Дом наш был лучшим на улице.
Обнесенный высоким забором, украшением которого были высокие
ворота с дубовой калиткой.
А калитку, подобно мезузе, украшал...звонок.
Мы рвались в соседние дворы, играть с соседскими детьми, но
частенько возвращались домой в слезах - злая тетя Дуся кричала:
идите к себе, сами-то никого к себе за забор не пускаете, вот и идите отцеда.
Мы уходили, а потом возвращались вновь.
И "злая" тетя Дуся обшивала нас - девчонок "слободки",
варганя на старенькой машинке немыслимые туалеты из ситчика.
Много народа жило на нашей крошечной улице. Где мы все там
умещались-то?
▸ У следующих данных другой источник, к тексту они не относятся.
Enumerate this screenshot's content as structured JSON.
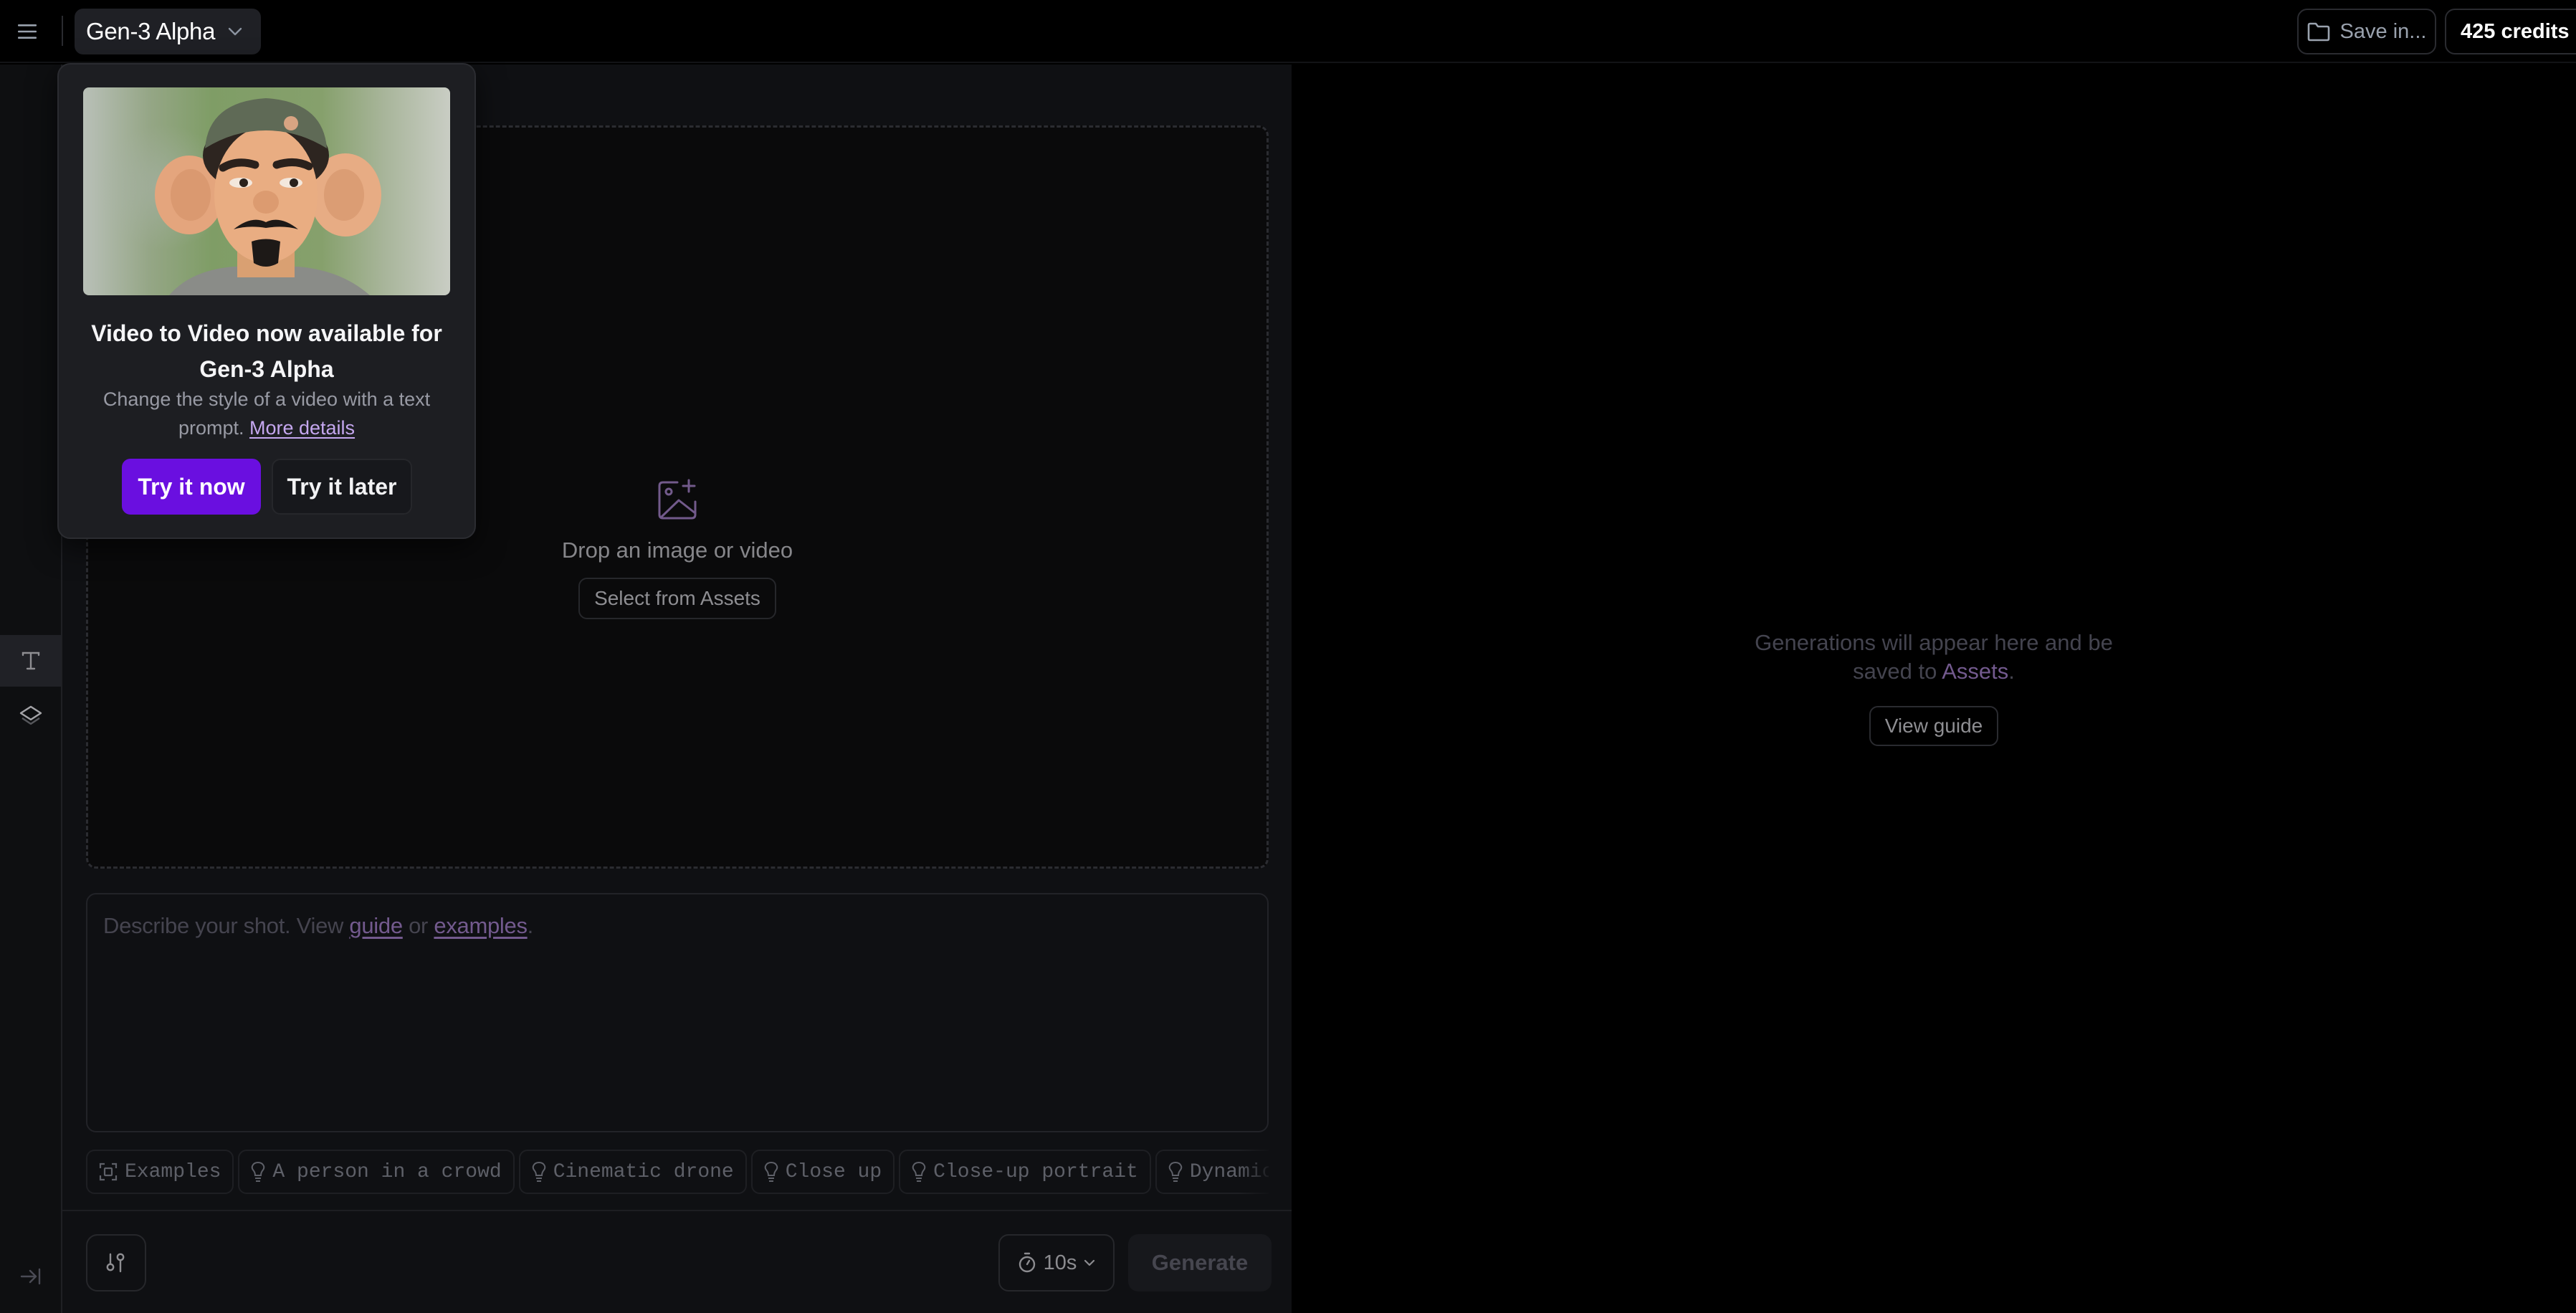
{
  "topbar": {
    "menu_icon": "hamburger-menu-icon",
    "model_name": "Gen-3 Alpha",
    "model_chevron_icon": "chevron-down-icon",
    "save_label": "Save in...",
    "save_icon": "folder-icon",
    "credits_label": "425 credits"
  },
  "rail": {
    "items": [
      {
        "name": "text-tool",
        "icon": "text-icon",
        "active": true
      },
      {
        "name": "layers-tool",
        "icon": "layers-icon",
        "active": false
      }
    ],
    "collapse_icon": "expand-sidebar-icon"
  },
  "dropzone": {
    "icon": "image-plus-icon",
    "title": "Drop an image or video",
    "select_label": "Select from Assets"
  },
  "prompt": {
    "placeholder_prefix": "Describe your shot. View ",
    "guide_link": "guide",
    "or_text": " or ",
    "examples_link": "examples",
    "suffix": "."
  },
  "chips": [
    {
      "icon": "scan-icon",
      "label": "Examples"
    },
    {
      "icon": "lightbulb-icon",
      "label": "A person in a crowd"
    },
    {
      "icon": "lightbulb-icon",
      "label": "Cinematic drone"
    },
    {
      "icon": "lightbulb-icon",
      "label": "Close up"
    },
    {
      "icon": "lightbulb-icon",
      "label": "Close-up portrait"
    },
    {
      "icon": "lightbulb-icon",
      "label": "Dynamic motion"
    }
  ],
  "bottombar": {
    "settings_icon": "sliders-icon",
    "duration_value": "10s",
    "duration_icon": "stopwatch-icon",
    "generate_label": "Generate"
  },
  "right_panel": {
    "empty_text_prefix": "Generations will appear here and be saved to ",
    "assets_link": "Assets",
    "empty_text_suffix": ".",
    "view_guide_label": "View guide"
  },
  "popup": {
    "image_alt": "Clay figurine of a man with large ears, cap and mustache",
    "title": "Video to Video now available for Gen-3 Alpha",
    "description": "Change the style of a video with a text prompt. ",
    "link_label": "More details",
    "primary_label": "Try it now",
    "secondary_label": "Try it later"
  },
  "colors": {
    "accent": "#6a0fe0",
    "link": "#c5a7ef",
    "muted_link": "#735a8e",
    "background": "#000000",
    "panel": "#0f1013"
  }
}
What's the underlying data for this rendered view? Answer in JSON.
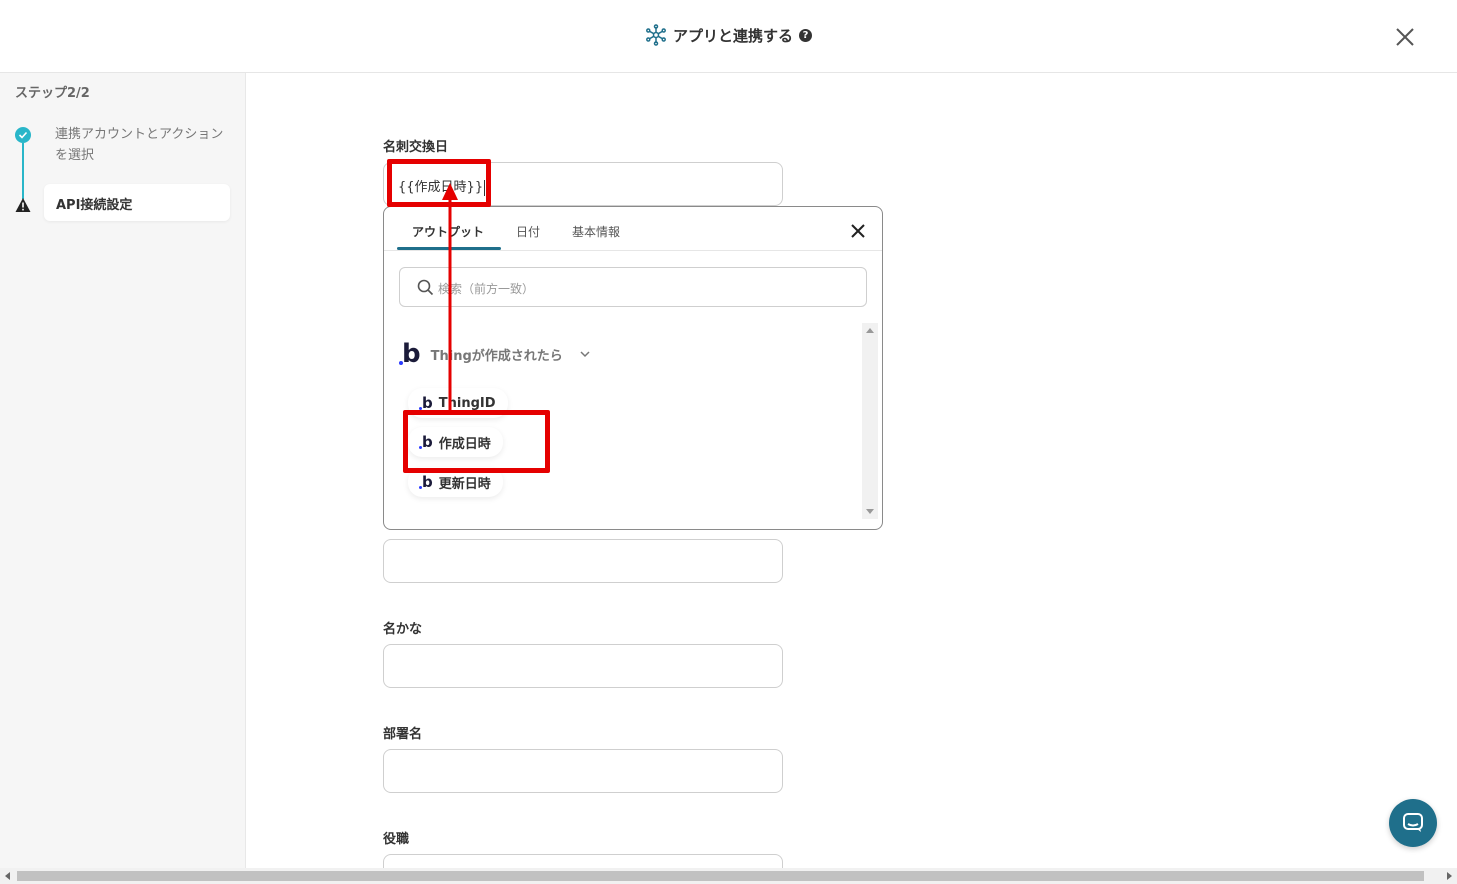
{
  "header": {
    "title": "アプリと連携する",
    "help": "?"
  },
  "sidebar": {
    "step_count": "ステップ2/2",
    "steps": [
      {
        "label": "連携アカウントとアクションを選択",
        "status": "done"
      },
      {
        "label": "API接続設定",
        "status": "warning"
      }
    ]
  },
  "fields": [
    {
      "label": "名刺交換日",
      "value": "{{作成日時}}"
    },
    {
      "label": "",
      "value": ""
    },
    {
      "label": "名かな",
      "value": ""
    },
    {
      "label": "部署名",
      "value": ""
    },
    {
      "label": "役職",
      "value": ""
    }
  ],
  "popup": {
    "tabs": [
      {
        "label": "アウトプット",
        "active": true
      },
      {
        "label": "日付",
        "active": false
      },
      {
        "label": "基本情報",
        "active": false
      }
    ],
    "search_placeholder": "検索（前方一致）",
    "group": {
      "icon": "b",
      "label": "Thingが作成されたら"
    },
    "items": [
      {
        "icon": "b",
        "label": "ThingID"
      },
      {
        "icon": "b",
        "label": "作成日時"
      },
      {
        "icon": "b",
        "label": "更新日時"
      }
    ]
  },
  "colors": {
    "accent": "#1f6f8b",
    "step_done": "#29b6c9",
    "highlight": "#e50000"
  }
}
Непонятно.
И всякое было там.
И плохое и хорошее.
Жители "Вороньей слободки"...
Кого я забыла, не осудит.
...А маленький белокурый принц прощался с солнечными лучами.
Прощался навсегда.
Жизнь семьи в прекрасном доме за высоким глухим забором,
лучшем в слободке не уберегла ребенка от случайной гибели.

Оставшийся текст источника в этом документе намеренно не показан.